Please see my above comment

about adding zip as extension

• only in the case that extension is not detected in the redirected URL, is a good sanity check,

Also we can try to grab the extension for the original update URL too,
Besides that is the purpose of &jcompat=my.zip , right ?

Is it preferable if no extension is detected that upgrade will fail ?
Plus currently as mentioned above, the getUnarchiver() only supports ZIP and joomla will not distrubute packages with JPA or JPS format

[milux]

@ggppdk Thanks for your suggestion, integrated that.
Because of what @mbabker suggested, I don't think that we need to hassle around with the extension any more.
Is this ready for RTC then?

[jeckodevelopment]

Needs tests again and it seems that Travis is not happy

[milux]

Exactly... I just wonder how I made it unhappy? 🤔

[mbabker]

This line, remove the space between $basename and the comma.

[milux]

Thanks, I didn't recognize this when copy-pasting the suggestion of @ggppdk

[milux]

@jeckodevelopment Maybe now? 😉

[jeckodevelopment]

test test test 😄
thanks!

[wojsmol]

I have tested this item ✅ successfully on 4c66273

---

_{This comment was created with the J!Tracker Application at issues.joomla.org/tracker/joomla-cms/12817.}

[milux]

I have tested this item ✅ successfully on 4c66273

---

_{This comment was created with the J!Tracker Application at issues.joomla.org/tracker/joomla-cms/12817.}

[milux]

@jeckodevelopment Done, for the sake of it. (There wasn't really a change, and yes, I actually tested it even though and didn't just press the submit test button. 😉 )

[jeckodevelopment]

RTC

---

_{This comment was created with the J!Tracker Application at issues.joomla.org/tracker/joomla-cms/12817.}

[wojsmol]

Is it planned a new version of the com_joomlaupdate component with this fix before the release of Joomla 3.7.0?

[zero-24]

@wilsonge @rdeutz any plans on this here?

[wilsonge]

No.
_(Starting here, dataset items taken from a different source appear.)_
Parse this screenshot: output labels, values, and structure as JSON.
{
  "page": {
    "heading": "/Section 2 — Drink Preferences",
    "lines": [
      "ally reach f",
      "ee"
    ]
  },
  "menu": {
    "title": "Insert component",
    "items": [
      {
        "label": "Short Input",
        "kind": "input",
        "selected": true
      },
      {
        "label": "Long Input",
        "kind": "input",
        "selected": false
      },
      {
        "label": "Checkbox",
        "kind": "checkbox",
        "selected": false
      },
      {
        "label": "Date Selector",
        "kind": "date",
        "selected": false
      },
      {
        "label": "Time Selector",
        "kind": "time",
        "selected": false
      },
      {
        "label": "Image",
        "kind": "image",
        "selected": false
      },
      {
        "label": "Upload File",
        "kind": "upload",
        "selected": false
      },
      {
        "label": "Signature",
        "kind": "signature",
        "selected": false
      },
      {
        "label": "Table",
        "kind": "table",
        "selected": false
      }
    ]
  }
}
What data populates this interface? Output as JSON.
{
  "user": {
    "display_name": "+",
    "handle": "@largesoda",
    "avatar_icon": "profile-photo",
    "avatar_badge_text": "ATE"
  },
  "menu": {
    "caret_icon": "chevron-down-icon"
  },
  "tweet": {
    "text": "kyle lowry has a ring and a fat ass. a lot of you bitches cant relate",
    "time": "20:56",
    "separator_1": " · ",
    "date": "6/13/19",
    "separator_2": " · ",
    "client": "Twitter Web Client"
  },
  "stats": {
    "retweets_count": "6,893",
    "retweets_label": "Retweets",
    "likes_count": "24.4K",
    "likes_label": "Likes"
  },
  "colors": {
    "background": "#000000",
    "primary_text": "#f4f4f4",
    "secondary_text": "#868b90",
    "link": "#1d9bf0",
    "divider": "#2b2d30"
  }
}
We only distribute com_joomlaupdate in exceptional circumstances - basically when we make break the updater in a release. All other modifications ship as per the usual release cycle of the CMS

[wojsmol]

@wilsonge Without this fix com_joomlaupdate does not work under Windows. See #12817 (comment) and joomla/joomla-websites#742

[mbabker]

I would suggest someone publish a page with guidance for users on a Windows platform as they cannot direct download and upgrade if the decision is to not release an interim update for the component.

[trzepiz]

@mbabker This is a big global problem for all Windows users and Windows servers. Should I tell everyone in Poland that "One click update" does not work on Windows?.

[mbabker]

It's fixed in the code for 3.7. I can't do anything about any other decisions.

[brianteeman]

How many people run Joomla on a windows server?

[mbabker]

13% of sites sending stats in the last 60 days are Windows. How many of those are local dev versus production, we don't track, but that's definitely a higher use rate than other configurations we support.